Музыки, как считалось тут, и так вполне достаточно: утро, в тумане темнеют туши подводных лодок и разносится — та-та, та-та-та-та! Что еще?
Но Кошкин все-таки добил это дело! Как-то выпросился в Мурманск, где сводный оркестр, собранный, в основном, из штатских, встречал новобранцев, и, радостно надудевшись, исчез. Явившись через три дня, прямо с такси явился к Гурьичу: так, мол, и так, испытываю невыносимые муки совести! Позвольте, чтобы загладить свою вину, создать в нашем соединении духовой оркестр! Ну, если загладить — то как можно отказать?
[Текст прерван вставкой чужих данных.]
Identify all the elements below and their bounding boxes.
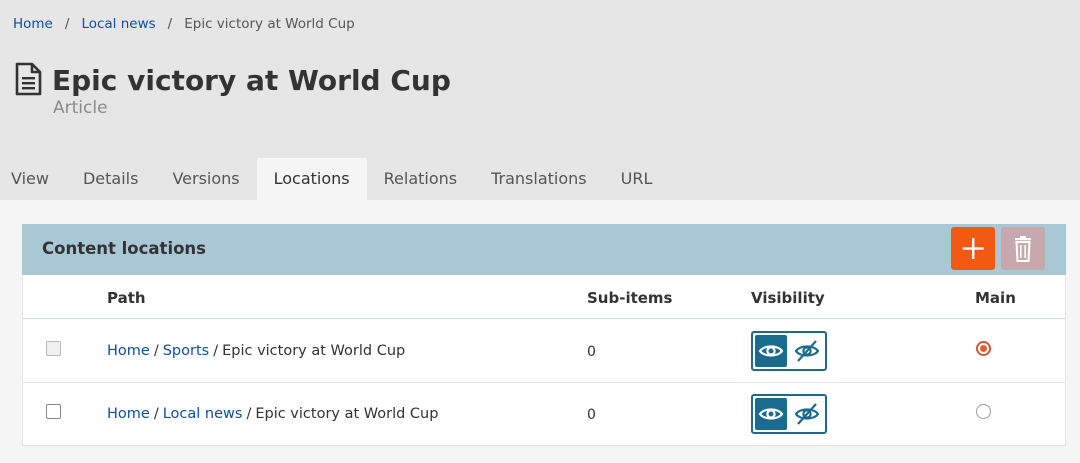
eye-icon (758, 408, 784, 420)
breadcrumb-local-news[interactable]: Local news (81, 16, 155, 32)
breadcrumb-home[interactable]: Home (13, 16, 53, 32)
column-header-sub-items: Sub-items (587, 289, 673, 307)
path-current: Epic victory at World Cup (222, 343, 406, 359)
eye-icon (758, 345, 784, 357)
hide-button[interactable] (791, 335, 823, 367)
sub-items-count: 0 (587, 344, 596, 360)
reveal-button[interactable] (755, 335, 787, 367)
path-link-home[interactable]: Home (107, 343, 150, 359)
panel-title: Content locations (42, 239, 207, 258)
breadcrumb: Home / Local news / Epic victory at Worl… (13, 16, 355, 32)
row-checkbox[interactable] (46, 341, 61, 356)
breadcrumb-separator: / (64, 16, 70, 32)
content-type-label: Article (53, 98, 108, 118)
breadcrumb-separator: / (167, 16, 173, 32)
page-header: Home / Local news / Epic victory at Worl… (0, 0, 1080, 200)
page-title: Epic victory at World Cup (52, 64, 451, 97)
visibility-toggle (751, 394, 827, 434)
tab-bar: View Details Versions Locations Relation… (0, 158, 669, 200)
path-current: Epic victory at World Cup (255, 406, 439, 422)
tab-versions[interactable]: Versions (155, 158, 256, 200)
trash-icon (1015, 236, 1031, 262)
hide-button[interactable] (791, 398, 823, 430)
document-icon (15, 62, 42, 96)
tab-details[interactable]: Details (66, 158, 155, 200)
delete-location-button[interactable] (1001, 227, 1045, 270)
tab-relations[interactable]: Relations (367, 158, 474, 200)
breadcrumb-current: Epic victory at World Cup (184, 16, 355, 32)
add-location-button[interactable] (951, 227, 995, 270)
main-location-radio[interactable] (976, 341, 991, 356)
column-header-main: Main (975, 289, 1016, 307)
visibility-toggle (751, 331, 827, 371)
column-header-visibility: Visibility (751, 289, 825, 307)
tab-url[interactable]: URL (604, 158, 670, 200)
column-header-path: Path (107, 289, 146, 307)
table-row: Home / Sports / Epic victory at World Cup 0 (23, 319, 1065, 382)
eye-off-icon (794, 403, 820, 425)
tab-translations[interactable]: Translations (474, 158, 604, 200)
tab-locations[interactable]: Locations (256, 158, 367, 200)
main-location-radio[interactable] (976, 404, 991, 419)
path-link-home[interactable]: Home (107, 406, 150, 422)
table-row: Home / Local news / Epic victory at World Cu… (23, 383, 1065, 446)
plus-icon (962, 238, 984, 259)
location-path: Home / Local news / Epic victory at World Cu… (107, 406, 439, 422)
path-link-sports[interactable]: Sports (163, 343, 209, 359)
path-link-local-news[interactable]: Local news (163, 406, 243, 422)
content-locations-panel: Content locations Path Sub-items Visibil… (22, 224, 1066, 446)
tab-view[interactable]: View (0, 158, 66, 200)
eye-off-icon (794, 340, 820, 362)
reveal-button[interactable] (755, 398, 787, 430)
row-checkbox[interactable] (46, 404, 61, 419)
location-path: Home / Sports / Epic victory at World Cup (107, 343, 406, 359)
panel-header: Content locations (22, 224, 1066, 275)
sub-items-count: 0 (587, 407, 596, 423)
И с той поры нашу лодку на причале встречал не только традиционный жареный поросенок, но и непременно машина с директором ДОФа (дома отдыха офицеров): куда прикажете отвезти? На какое назначить танцы? Сколько пригласительных вам потребуется? Какие вообще пожелания? И обращались со всем этим не к командиру лодки, а к Кошкину!
Еще одна история его. Однажды: ветер два. Оторвало от якорной «бочки» отжимной трос — и понесло лодку на пирс. Мы с Кошкиным на катере с двумя матросиками — туда. Покувыркались изрядно, вымокли, но закрепили конец, дрейф остановили.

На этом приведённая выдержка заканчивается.